The UK is dancing all by itself

Investment management

The UK is dancing all by itself

I pointed out in the most recent Investment Services Quarterly that over the past fifteen or twenty years October had a slightly rude reputation as a bad month for equity market investors. October 2017 will go down in the history books as not only being a positive month for almost all global investors, but additionally one which saw many well-regarded volatility measures continuing to bump along the bottom. Good returns and low volatility… this sounds like some form of investment nirvana.

October 2017 will go down in the history books as not only being a positive month for almost all global investors but additionally one which saw many well-regarded volatility measures continuing to bump along the bottom

Federal reserve decisions

And think about the backdrop too. After the decision in September by the Federal Reserve to overtly reduce the size of their quantitative easing (QE) boosted balance sheet over the next couple of years, the big central bank pronouncement of October was the conclusion of the European Central Bank to reduce the size of their QE efforts from the start of next year, as the best economic backdrop in the Eurozone for a decade continued to build. Europe, during the month, even suffered the Catalan political crisis in Spain which – in less forgiving times – would have provided free pre-Halloween spooks for the region’s markets. However, any concerns were materially abated by the end of the month, albeit at the cost of the imposition of rarely used central government laws in Spain and a likely regional election a week or so before Christmas. Overall, add in Prime Minister Abe being re-elected in Japan, despite underwhelming many with his first term’s efforts, plus a well-received Chinese National People’s Congress meeting and the easy conclusion is that the global economy got better during October and financial markets rightly noticed.

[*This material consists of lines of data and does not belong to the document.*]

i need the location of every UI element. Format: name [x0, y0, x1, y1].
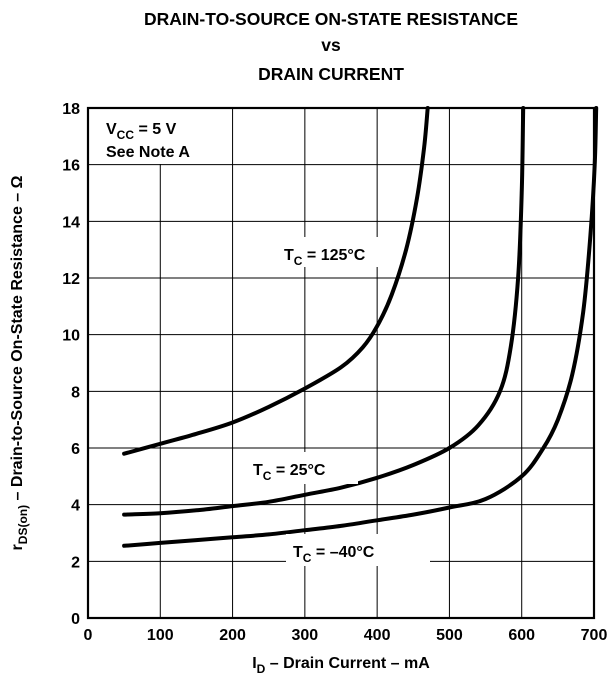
y-tick-label: 2	[71, 554, 80, 571]
x-tick-label: 200	[219, 627, 246, 644]
conditions-note: See Note A	[106, 144, 190, 161]
x-tick-labels: 0 100 200 300 400 500 600 700	[84, 627, 608, 644]
x-tick-label: 500	[436, 627, 463, 644]
series-lines	[122, 106, 599, 548]
y-tick-label: 8	[71, 384, 80, 401]
series-line-125c	[122, 106, 430, 456]
chart-title-line-3: DRAIN CURRENT	[258, 64, 404, 84]
conditions-vcc: VCC = 5 V	[106, 121, 177, 142]
chart-title-line-2: vs	[321, 35, 341, 55]
series-line-25c	[122, 106, 526, 517]
x-tick-label: 700	[581, 627, 608, 644]
y-tick-label: 14	[62, 214, 80, 231]
y-tick-label: 18	[62, 101, 80, 118]
x-tick-label: 0	[84, 627, 93, 644]
y-axis-label: rDS(on) – Drain-to-Source On-State Resis…	[9, 175, 30, 550]
series-line-m40c	[122, 106, 599, 548]
series-label-background-m40c	[286, 534, 430, 566]
y-tick-label: 12	[62, 271, 80, 288]
y-tick-label: 10	[62, 328, 80, 345]
series-label-m40c: TC = –40°C	[293, 544, 375, 565]
y-tick-labels: 0 2 4 6 8 10 12 14 16 18	[62, 101, 80, 628]
x-axis-label: ID – Drain Current – mA	[252, 655, 430, 676]
y-tick-label: 16	[62, 158, 80, 175]
series-label-background-25c	[246, 452, 358, 484]
series-label-25c: TC = 25°C	[253, 462, 326, 483]
x-tick-label: 600	[508, 627, 535, 644]
y-tick-label: 6	[71, 441, 80, 458]
series-label-background-125c	[276, 237, 396, 267]
x-tick-label: 400	[364, 627, 391, 644]
y-tick-label: 4	[71, 498, 80, 515]
x-tick-label: 300	[292, 627, 319, 644]
conditions-label-background	[96, 108, 226, 164]
plot-frame	[86, 106, 596, 620]
chart-title-line-1: DRAIN-TO-SOURCE ON-STATE RESISTANCE	[144, 9, 518, 29]
y-tick-label: 0	[71, 611, 80, 628]
x-tick-label: 100	[147, 627, 174, 644]
series-label-125c: TC = 125°C	[284, 247, 366, 268]
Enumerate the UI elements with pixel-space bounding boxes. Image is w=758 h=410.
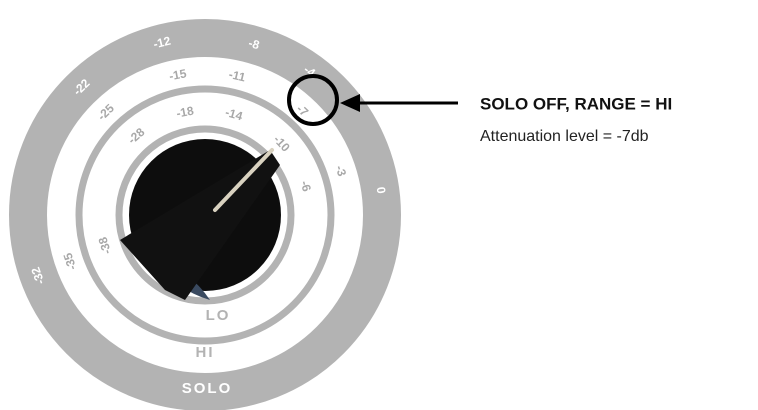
hi-tick-label: -25 [95, 101, 117, 123]
lo-tick-label: -10 [271, 132, 293, 154]
lo-tick-label: -18 [175, 104, 195, 121]
lo-tick-label: -6 [298, 179, 314, 193]
lo-tick-label: -28 [125, 125, 148, 147]
hi-tick-label: -15 [168, 66, 188, 83]
lo-tick-label: -38 [95, 235, 114, 256]
hi-label: HI [196, 344, 215, 361]
page: SOLO HI LO -32-22-12-8-40-35-25-15-11-7-… [0, 0, 758, 410]
callout-detail: Attenuation level = -7db [480, 128, 649, 145]
lo-tick-label: -14 [224, 105, 245, 123]
hi-tick-label: -35 [60, 251, 79, 272]
callout-title: SOLO OFF, RANGE = HI [480, 94, 672, 113]
solo-label: SOLO [182, 380, 233, 397]
hi-tick-label: -11 [227, 67, 247, 84]
hi-tick-label: -3 [333, 164, 350, 179]
knob-diagram: SOLO HI LO -32-22-12-8-40-35-25-15-11-7-… [0, 0, 758, 410]
lo-label: LO [206, 307, 231, 324]
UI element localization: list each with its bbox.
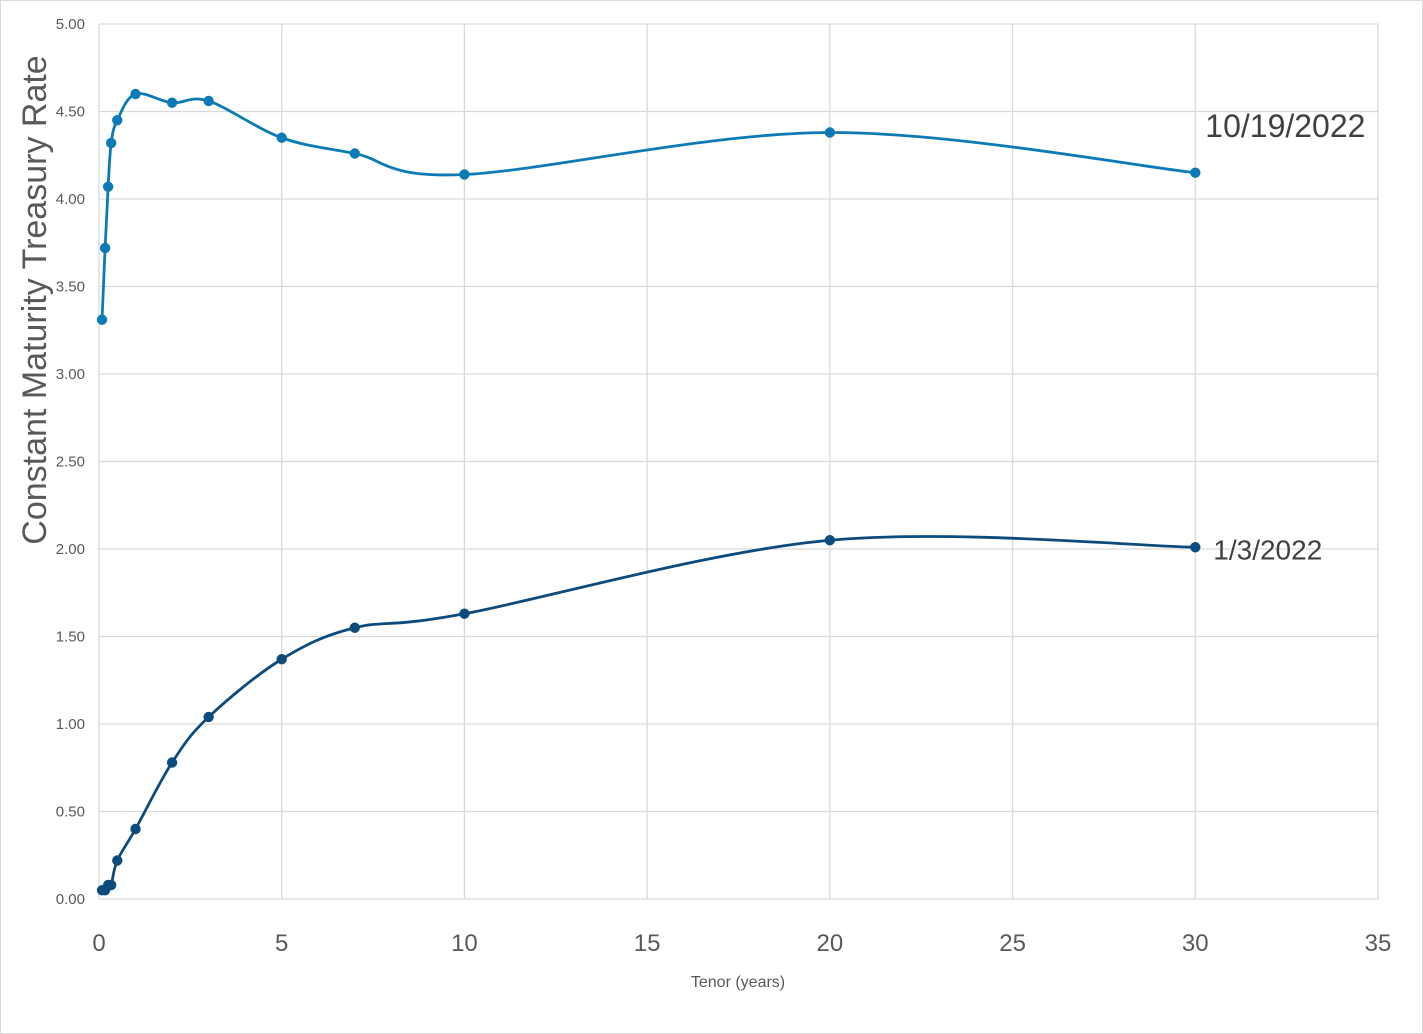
x-tick-label: 10	[451, 930, 478, 957]
data-point	[459, 169, 470, 180]
x-axis-label: Tenor (years)	[691, 974, 785, 991]
series-labels: 10/19/2022 1/3/2022	[1205, 108, 1365, 566]
grid-lines	[98, 23, 1379, 900]
data-point	[203, 711, 214, 723]
y-tick-label: 2.00	[56, 541, 85, 558]
y-tick-label: 2.50	[56, 454, 85, 471]
y-axis-label: Constant Maturity Treasury Rate	[16, 55, 54, 544]
data-point	[112, 855, 123, 866]
series-line	[101, 535, 1196, 893]
series-points	[96, 88, 1201, 896]
series-label: 10/19/2022	[1205, 108, 1365, 144]
y-tick-label: 3.50	[56, 279, 85, 296]
data-point	[166, 97, 178, 108]
series-label: 1/3/2022	[1213, 534, 1322, 565]
y-tick-label: 5.00	[56, 16, 85, 33]
x-tick-label: 30	[1182, 930, 1209, 957]
x-tick-label: 5	[275, 930, 288, 957]
data-point	[824, 535, 836, 546]
data-point	[112, 115, 123, 126]
data-point	[96, 314, 108, 325]
x-tick-label: 25	[999, 930, 1026, 957]
series-line	[100, 92, 1196, 320]
data-point	[1190, 167, 1201, 178]
data-point	[1190, 542, 1201, 553]
data-point	[130, 823, 141, 835]
y-tick-label: 4.50	[56, 104, 85, 121]
y-tick-label: 4.00	[56, 191, 85, 208]
data-point	[102, 181, 114, 192]
data-point	[459, 608, 470, 619]
y-tick-label: 0.00	[56, 891, 85, 908]
data-point	[105, 879, 117, 891]
data-point	[99, 242, 111, 254]
x-tick-label: 0	[92, 930, 105, 957]
x-axis-tick-labels: 0 5 10 15 20 25 30 35	[92, 930, 1391, 957]
data-point	[105, 137, 117, 149]
y-tick-label: 1.50	[56, 629, 85, 646]
data-point	[349, 622, 360, 633]
data-point	[276, 654, 287, 665]
y-tick-label: 3.00	[56, 366, 85, 383]
data-point	[203, 95, 214, 107]
series-lines	[100, 92, 1196, 893]
y-axis-tick-labels: 0.00 0.50 1.00 1.50 2.00 2.50 3.00 3.50 4.00 4.50…	[56, 16, 85, 908]
x-tick-label: 20	[817, 930, 844, 957]
data-point	[166, 757, 178, 768]
y-tick-label: 1.00	[56, 716, 85, 733]
x-tick-label: 15	[634, 930, 661, 957]
data-point	[349, 148, 360, 159]
data-point	[276, 132, 287, 143]
y-tick-label: 0.50	[56, 804, 85, 821]
data-point	[130, 88, 141, 100]
x-tick-label: 35	[1365, 930, 1392, 957]
data-point	[824, 127, 836, 138]
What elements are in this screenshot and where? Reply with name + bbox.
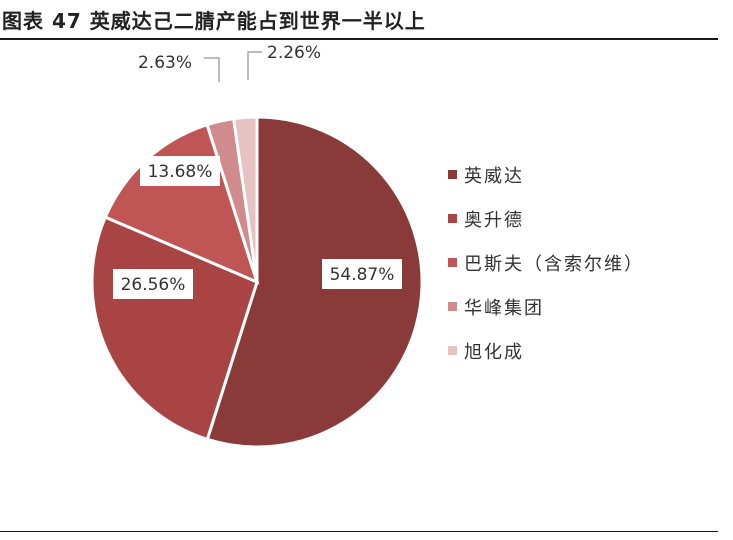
pie-chart: 54.87% 26.56% 13.68% 2.63% 2.26% 英威达奥升德巴斯夫（含… <box>90 43 644 449</box>
data-label-box <box>322 259 402 289</box>
data-label: 2.63% <box>138 53 192 73</box>
legend-swatch <box>448 170 457 179</box>
leader-line <box>204 57 220 82</box>
legend-swatch <box>448 258 457 267</box>
leader-line <box>247 51 262 80</box>
leader-lines <box>204 51 262 82</box>
legend-label: 巴斯夫（含索尔维） <box>464 254 644 275</box>
title-bar: 图表 47 英威达己二腈产能占到世界一半以上 <box>0 0 718 40</box>
data-label-box <box>140 156 220 186</box>
data-label: 26.56% <box>121 275 186 295</box>
page-title: 图表 47 英威达己二腈产能占到世界一半以上 <box>2 9 426 33</box>
data-label: 13.68% <box>148 162 213 182</box>
pie-slice <box>231 115 259 283</box>
legend-swatch <box>448 214 457 223</box>
pie-slice <box>205 115 424 449</box>
data-labels: 54.87% 26.56% 13.68% 2.63% 2.26% <box>113 43 402 299</box>
legend-swatch <box>448 302 457 311</box>
legend-label: 奥升德 <box>464 210 524 231</box>
legend-label: 英威达 <box>464 166 524 187</box>
legend-label: 华峰集团 <box>464 298 544 319</box>
bottom-rule <box>0 531 718 532</box>
data-label: 2.26% <box>267 43 321 63</box>
legend-label: 旭化成 <box>464 342 524 363</box>
data-label: 54.87% <box>330 265 395 285</box>
legend-swatch <box>448 346 457 355</box>
data-label-box <box>113 269 193 299</box>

Not everything, or everywhere is awesome

“The UK is participating a little less in this global upswing” Bank of England Governor Mark Carney

However, as the quote above from Bank of England Governor Mark Carney above shows, not everything – or everywhere – is awesome. The decision by the Bank of England, a couple of days into November, to raise interest rates feels consistent with the evolutions in both Federal Reserve and European Central Bank policy, an acknowledgment of the improving economic backdrop. Look more closely though and, in the case of the UK, it is clearly not.

UK economic growth rates

UK economic growth rates are not the worst of the G20 by any means but they are showing the worst momentum. Additionally, if you scratch below the surface, one of the big reasons why the Bank of England decided to edge interest rates up, for the first time in a decade, is that they are concerned the UK economy may otherwise struggle to keep inflation under control at 2% or less.

Inflation rates

Wow. Most other major global central banks have the opposite issue of trying to generate inflation but, of course, the UK has some special factors to consider. Governor Carney said the Brexit issue ‘was having a noticeable impact’ and leaver or remainer alike would have to acknowledge that the fall of the Pound in the second half of 2016 continues to boost the inflation rate. Now all of this ultimately works its way through, especially as the Pound has recovered against the US dollar during this year. However there is now a new challenge. Due to a combination of poor underlying productivity growth over recent years and more recent impacts, such as lower labour availability from non-UK workers, the Bank of England are now concerned the UK economy cannot grow even modestly quickly without threatening to generate a bit of inflation. And all this means that ultra-loose monetary policy cannot stay so ultra-loose.

Global investment returns

Now here’s the big question. UK-specific issues have induced some of the above, but the broader issue of low productivity and potential challenges of an economy running at firm levels of economic growth without generating overt inflation, are very globally relevant. If you go back to your economics textbook, the classic route to get out of such challenges lays not with keeping interest rates very low, or tapping the QE tiller, but through improving the flexibility of an economy. The policy baton handover from central banks raising interest rates or reducing/reversing stimulus measures, to government policy makers charged with applying supply side changes like tax changes, encouraging entrepreneurship and labour market reforms, remains the most important theme for global investment market returns in 2018.

An eye on the budget…

In the UK then, all eyes are on the upcoming UK budget later this month. Elsewhere, keep thinking about the various ongoing economic reform and structural change initiatives. Investment nirvana will not persist forever and it is hard not to conclude that the outperformers of 2018 will be the countries/regions that enact the most surprising level of change versus current expectations.

Investment nirvana will not persist forever; it is hard not to conclude that the outperformers of 2018 will be the countries or regions that enact the most surprising level of change versus current expectations.

Global allocations

Still, it is not all bad news for UK allocations. It is noteworthy that global allocations to UK equities have been, persistently, over recent months in the most well-known fund manager sentiment survey, the most underweight of all major investment class areas. In short, much pessimism has already been factored in but government policymakers still need to step up… wherever they are in the world.